My reaction was influenced, I think, by Esplund’s approach to the performance artist Marina Abramovic’s “Generator,” in which participants don a blindfold and sound-suppressing headphones and venture into a performance space where they walk or crawl, “bumping into walls, support columns and other people.” He went into the experience a skeptic: “It struck me more as a sociological and psychological experiment than art.” But he emerged a believer: “I was deeply affected. I felt fully present.”

Esplund divides his book into two parts. The first, “Fundamentals,” discusses the elements of art, its use of metaphor, how to bring one’s subjectivity and objectivity into strategic play. The second, “Close Encounters,” comprises Esplund’s readings of select paintings, sculptures, videos, installations and performance art. Those readings go deep but are surprisingly concise, some only a few pages long.

Esplund reminds us that all art was contemporary when it was created and that to separate our era’s works from the past “cuts us off from our histories, distances us from ourselves.” He impressively intersperses discussions of modern art with relevant predecessors, sometimes ancient ones. He compares, for instance, Mondrian’s “Composition with Blue” to the Great Pyramid at Giza — the way both push, pull and disorient a viewer in a daunting but exciting way.

In a pairing of more recent work, the minimalist sculptor Richard Tuttle brings to Esplund’s mind Alexander Calder’s shadow play.

Art is regarded as part of a wide aesthetic world, not sealed in a vacuum, so Robert Gober’s “Untitled Leg” spurs associations not just to Duchamp’s 1917 readymade urinal “Fountain,” Meret Oppenheim’s 1936 “Object” and Duane Hanson’s 1970s Madame Tussaud-like sculptures but also to an Alfred Hitchcock movie and Oz’s Wicked Witch of the West.

In other words, Esplund models the way art viewers are really art interactors, and the more references we bring to an interpretation the more we’re likely to get out of it.
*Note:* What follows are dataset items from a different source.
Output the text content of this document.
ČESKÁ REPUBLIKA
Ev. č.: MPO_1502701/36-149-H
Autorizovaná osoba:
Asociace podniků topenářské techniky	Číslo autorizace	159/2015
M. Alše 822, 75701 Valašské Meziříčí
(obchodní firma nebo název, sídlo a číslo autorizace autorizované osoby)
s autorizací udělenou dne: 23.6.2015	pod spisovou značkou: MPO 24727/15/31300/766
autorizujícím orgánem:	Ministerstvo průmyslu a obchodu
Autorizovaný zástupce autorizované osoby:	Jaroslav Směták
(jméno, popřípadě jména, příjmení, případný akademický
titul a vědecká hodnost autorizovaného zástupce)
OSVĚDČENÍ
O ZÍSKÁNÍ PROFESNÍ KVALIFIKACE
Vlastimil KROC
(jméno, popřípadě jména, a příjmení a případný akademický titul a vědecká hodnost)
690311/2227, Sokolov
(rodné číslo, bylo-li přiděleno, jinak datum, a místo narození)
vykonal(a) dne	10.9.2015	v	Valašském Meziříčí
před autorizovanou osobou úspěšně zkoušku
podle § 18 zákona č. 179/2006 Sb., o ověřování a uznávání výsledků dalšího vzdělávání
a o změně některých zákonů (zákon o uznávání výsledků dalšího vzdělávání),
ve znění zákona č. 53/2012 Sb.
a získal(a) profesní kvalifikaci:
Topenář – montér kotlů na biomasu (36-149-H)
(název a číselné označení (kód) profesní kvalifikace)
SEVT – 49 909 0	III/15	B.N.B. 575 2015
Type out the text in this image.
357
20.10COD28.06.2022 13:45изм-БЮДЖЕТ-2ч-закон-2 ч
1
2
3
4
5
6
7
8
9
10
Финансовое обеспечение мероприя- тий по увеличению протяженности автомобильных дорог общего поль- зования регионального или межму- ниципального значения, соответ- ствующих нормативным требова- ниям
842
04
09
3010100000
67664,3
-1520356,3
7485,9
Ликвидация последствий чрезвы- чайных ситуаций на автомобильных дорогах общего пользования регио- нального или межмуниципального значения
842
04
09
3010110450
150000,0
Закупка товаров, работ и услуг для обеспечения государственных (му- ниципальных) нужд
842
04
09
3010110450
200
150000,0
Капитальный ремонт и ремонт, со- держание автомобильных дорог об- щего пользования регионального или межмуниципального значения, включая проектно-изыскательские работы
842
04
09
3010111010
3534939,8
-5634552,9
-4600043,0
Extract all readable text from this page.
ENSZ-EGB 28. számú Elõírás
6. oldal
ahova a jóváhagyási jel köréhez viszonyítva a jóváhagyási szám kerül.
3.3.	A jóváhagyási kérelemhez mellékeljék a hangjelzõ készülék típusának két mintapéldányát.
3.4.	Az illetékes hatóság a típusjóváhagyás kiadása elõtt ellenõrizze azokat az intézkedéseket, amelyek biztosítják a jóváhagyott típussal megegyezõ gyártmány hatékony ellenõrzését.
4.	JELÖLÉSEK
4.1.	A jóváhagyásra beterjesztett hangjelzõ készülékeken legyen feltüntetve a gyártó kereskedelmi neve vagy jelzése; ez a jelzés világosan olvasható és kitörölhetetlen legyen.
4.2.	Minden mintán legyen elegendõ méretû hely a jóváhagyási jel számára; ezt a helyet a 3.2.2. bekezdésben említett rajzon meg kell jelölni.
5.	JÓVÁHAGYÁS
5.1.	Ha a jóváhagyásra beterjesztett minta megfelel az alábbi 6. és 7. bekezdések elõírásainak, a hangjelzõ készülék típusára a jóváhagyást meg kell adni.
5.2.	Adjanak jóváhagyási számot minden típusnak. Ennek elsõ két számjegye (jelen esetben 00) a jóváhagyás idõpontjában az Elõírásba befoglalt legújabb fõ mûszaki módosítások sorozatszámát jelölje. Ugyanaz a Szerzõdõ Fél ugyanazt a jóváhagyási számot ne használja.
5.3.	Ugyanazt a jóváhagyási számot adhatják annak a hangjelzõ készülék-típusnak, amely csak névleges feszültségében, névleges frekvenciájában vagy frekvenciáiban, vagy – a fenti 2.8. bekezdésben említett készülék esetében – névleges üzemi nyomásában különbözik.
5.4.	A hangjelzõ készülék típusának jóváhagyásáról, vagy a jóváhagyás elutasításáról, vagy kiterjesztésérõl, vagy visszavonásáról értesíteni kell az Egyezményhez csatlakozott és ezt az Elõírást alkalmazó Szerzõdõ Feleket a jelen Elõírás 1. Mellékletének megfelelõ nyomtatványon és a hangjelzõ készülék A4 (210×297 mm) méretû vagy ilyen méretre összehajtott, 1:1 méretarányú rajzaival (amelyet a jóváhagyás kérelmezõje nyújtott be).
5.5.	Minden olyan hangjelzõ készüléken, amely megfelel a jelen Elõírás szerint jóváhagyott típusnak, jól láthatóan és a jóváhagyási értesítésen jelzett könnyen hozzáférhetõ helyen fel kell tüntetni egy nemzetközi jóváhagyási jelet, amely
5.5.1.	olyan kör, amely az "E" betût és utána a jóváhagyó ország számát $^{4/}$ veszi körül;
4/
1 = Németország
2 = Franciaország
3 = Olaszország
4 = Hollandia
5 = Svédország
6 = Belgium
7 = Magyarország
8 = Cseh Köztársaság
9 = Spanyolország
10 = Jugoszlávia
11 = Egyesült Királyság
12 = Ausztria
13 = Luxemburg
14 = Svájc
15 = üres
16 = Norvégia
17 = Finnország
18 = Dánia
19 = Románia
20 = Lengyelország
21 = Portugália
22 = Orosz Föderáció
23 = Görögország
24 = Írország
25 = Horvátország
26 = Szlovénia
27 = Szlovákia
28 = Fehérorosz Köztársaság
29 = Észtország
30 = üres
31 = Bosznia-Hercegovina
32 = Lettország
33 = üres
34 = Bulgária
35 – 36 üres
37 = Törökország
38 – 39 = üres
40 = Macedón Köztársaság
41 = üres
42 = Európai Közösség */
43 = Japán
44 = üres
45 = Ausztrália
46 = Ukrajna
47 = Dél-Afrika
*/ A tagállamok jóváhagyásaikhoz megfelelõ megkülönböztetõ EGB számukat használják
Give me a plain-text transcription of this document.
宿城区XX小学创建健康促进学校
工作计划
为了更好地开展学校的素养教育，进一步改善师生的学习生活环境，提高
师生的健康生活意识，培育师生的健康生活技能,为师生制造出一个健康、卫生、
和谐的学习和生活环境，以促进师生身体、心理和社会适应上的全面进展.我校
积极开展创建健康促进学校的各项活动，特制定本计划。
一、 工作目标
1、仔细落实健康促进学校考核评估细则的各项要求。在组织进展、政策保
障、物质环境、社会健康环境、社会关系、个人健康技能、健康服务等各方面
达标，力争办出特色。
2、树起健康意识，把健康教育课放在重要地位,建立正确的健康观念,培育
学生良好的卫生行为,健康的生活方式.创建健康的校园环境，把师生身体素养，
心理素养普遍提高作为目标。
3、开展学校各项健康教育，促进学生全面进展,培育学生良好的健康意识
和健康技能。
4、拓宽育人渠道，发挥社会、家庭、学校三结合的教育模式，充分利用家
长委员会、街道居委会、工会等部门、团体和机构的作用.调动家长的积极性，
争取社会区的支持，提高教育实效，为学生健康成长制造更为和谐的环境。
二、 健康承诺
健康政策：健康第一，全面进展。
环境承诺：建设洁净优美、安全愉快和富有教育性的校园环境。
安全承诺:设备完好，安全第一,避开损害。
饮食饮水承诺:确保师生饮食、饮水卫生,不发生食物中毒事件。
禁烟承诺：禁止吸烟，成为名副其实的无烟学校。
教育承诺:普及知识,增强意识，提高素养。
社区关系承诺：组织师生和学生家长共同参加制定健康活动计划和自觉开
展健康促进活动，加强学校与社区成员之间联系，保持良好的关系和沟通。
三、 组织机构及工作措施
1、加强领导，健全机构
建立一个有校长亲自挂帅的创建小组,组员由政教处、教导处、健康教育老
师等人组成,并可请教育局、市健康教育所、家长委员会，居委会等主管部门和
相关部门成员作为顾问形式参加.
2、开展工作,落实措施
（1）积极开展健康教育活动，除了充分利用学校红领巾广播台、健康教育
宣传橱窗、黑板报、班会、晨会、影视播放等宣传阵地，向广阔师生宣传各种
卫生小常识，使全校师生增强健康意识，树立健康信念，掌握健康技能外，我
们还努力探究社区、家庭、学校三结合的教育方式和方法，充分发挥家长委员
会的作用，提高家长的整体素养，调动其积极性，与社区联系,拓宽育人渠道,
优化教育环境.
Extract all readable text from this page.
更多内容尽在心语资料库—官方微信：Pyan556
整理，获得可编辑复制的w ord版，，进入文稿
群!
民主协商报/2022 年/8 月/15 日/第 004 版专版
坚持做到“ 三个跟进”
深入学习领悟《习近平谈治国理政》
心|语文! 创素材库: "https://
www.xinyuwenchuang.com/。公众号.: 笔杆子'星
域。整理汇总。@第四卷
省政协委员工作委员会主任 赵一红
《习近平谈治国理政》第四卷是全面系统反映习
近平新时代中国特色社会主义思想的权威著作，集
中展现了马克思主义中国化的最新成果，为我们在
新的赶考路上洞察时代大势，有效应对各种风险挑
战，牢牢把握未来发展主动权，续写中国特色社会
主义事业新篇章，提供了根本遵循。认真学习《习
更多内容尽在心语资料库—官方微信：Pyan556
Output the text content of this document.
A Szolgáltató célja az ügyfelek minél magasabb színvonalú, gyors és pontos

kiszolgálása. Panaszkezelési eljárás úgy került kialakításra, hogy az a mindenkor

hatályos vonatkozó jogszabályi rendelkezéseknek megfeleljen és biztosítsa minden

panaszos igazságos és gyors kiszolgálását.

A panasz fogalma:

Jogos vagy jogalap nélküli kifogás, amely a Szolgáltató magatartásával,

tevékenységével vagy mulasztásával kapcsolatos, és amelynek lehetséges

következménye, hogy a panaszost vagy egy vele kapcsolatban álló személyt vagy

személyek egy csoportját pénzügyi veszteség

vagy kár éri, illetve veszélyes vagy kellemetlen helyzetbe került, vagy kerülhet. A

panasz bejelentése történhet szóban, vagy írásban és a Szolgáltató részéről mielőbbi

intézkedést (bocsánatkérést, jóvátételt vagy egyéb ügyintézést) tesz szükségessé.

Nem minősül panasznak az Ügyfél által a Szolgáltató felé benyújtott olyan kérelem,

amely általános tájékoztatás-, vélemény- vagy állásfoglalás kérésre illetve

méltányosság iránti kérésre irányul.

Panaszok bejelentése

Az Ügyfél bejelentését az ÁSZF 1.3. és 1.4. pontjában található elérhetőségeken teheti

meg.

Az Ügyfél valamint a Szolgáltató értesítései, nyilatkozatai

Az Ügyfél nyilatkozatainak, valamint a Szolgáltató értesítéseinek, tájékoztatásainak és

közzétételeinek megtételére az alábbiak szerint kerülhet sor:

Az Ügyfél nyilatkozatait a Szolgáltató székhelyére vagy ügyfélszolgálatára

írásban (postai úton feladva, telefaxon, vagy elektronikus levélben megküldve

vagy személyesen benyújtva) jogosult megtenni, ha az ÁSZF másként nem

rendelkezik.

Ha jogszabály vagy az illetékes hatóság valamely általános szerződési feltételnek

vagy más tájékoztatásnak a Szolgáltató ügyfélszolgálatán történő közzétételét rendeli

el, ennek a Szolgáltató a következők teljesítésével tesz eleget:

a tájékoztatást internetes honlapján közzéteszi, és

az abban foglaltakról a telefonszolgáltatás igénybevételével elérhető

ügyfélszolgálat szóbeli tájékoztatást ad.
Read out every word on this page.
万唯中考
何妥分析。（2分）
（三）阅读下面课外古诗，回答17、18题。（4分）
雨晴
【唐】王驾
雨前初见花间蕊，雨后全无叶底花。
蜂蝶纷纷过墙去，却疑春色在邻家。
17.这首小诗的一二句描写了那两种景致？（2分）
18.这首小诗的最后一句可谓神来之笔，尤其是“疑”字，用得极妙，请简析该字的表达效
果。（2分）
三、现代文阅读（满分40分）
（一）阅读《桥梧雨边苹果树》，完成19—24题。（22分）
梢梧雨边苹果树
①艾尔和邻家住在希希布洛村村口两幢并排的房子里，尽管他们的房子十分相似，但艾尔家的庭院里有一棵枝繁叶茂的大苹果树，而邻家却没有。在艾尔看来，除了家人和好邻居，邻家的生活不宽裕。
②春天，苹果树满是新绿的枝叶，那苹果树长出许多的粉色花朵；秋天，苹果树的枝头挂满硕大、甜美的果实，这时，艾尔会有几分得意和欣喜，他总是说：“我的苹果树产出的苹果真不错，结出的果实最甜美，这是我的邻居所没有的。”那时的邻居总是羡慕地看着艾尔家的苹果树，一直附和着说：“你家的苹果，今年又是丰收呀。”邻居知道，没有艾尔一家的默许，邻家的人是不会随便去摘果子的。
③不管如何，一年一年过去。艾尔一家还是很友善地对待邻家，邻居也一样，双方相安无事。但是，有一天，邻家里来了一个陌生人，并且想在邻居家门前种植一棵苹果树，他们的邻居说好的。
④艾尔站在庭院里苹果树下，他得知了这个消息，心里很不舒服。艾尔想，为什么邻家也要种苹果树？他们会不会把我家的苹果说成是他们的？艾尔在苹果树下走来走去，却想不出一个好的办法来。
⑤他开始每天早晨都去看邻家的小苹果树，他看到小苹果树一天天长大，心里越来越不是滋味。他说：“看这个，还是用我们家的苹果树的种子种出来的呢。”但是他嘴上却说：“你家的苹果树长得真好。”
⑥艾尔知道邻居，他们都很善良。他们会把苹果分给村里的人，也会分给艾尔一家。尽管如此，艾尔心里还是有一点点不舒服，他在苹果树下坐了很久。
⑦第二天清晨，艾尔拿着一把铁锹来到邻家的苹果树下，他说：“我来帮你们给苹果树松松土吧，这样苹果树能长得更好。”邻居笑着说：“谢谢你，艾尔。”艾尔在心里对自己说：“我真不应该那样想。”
He is bold but never obnoxious in his opinions, offering insights in the context of his experience and urging us to do the same. I particularly liked his discussion of Balthus, countering the dirty-old-man caricature some of the artist’s critics have recently promoted. In Balthus’s “The Cat With a Mirror I” (1977-80) Esplund sees a girl caught between childhood and adulthood, rising “like a colossus, as if she were outgrowing her bedroom, a giant or monument straddling a river.” He finds references in the work to “Greco-Roman statuary and Byzantine Madonnas, weathered dolls and ancient relics.”

Esplund is equally adept in analyzing video pieces like Jeremy Blake’s “The Winchester Trilogy,” inspired by a mysterious San Jose mansion built by the widow of the Winchester firearms magnate. At the behest of her husband’s ghost, she expanded the mansion from eight to 160 rooms to placate the spirits of Winchester gun victims. The video trilogy becomes a reflection of America, with “Raquel Welch, rock ‘n’ roll, gunslingers, and spiritualism” among its “metaphoric layers. . . as if it’s exploring not merely a house, or the chambers of Sarah Winchester’s psyche, but a deep-sea wreck, a lost city, the depths of our collective unconscious.”

Life is busy and art is demanding, but reading Esplund prods us to take the aesthetic plunge, to commit to a James Turrell light sculpture or a forbiddingly monumental Richard Serra art space the same way we do to a Rembrandt, a Berthe Morisot, a Picasso. Lay down your defenses and your antagonisms, Esplund urges, and “be as demanding of yourself as you are of the art you encounter.” A profound connection to an artwork, “like lovesickness, is unmistakable and will inspire your search for new and deeper relationships.”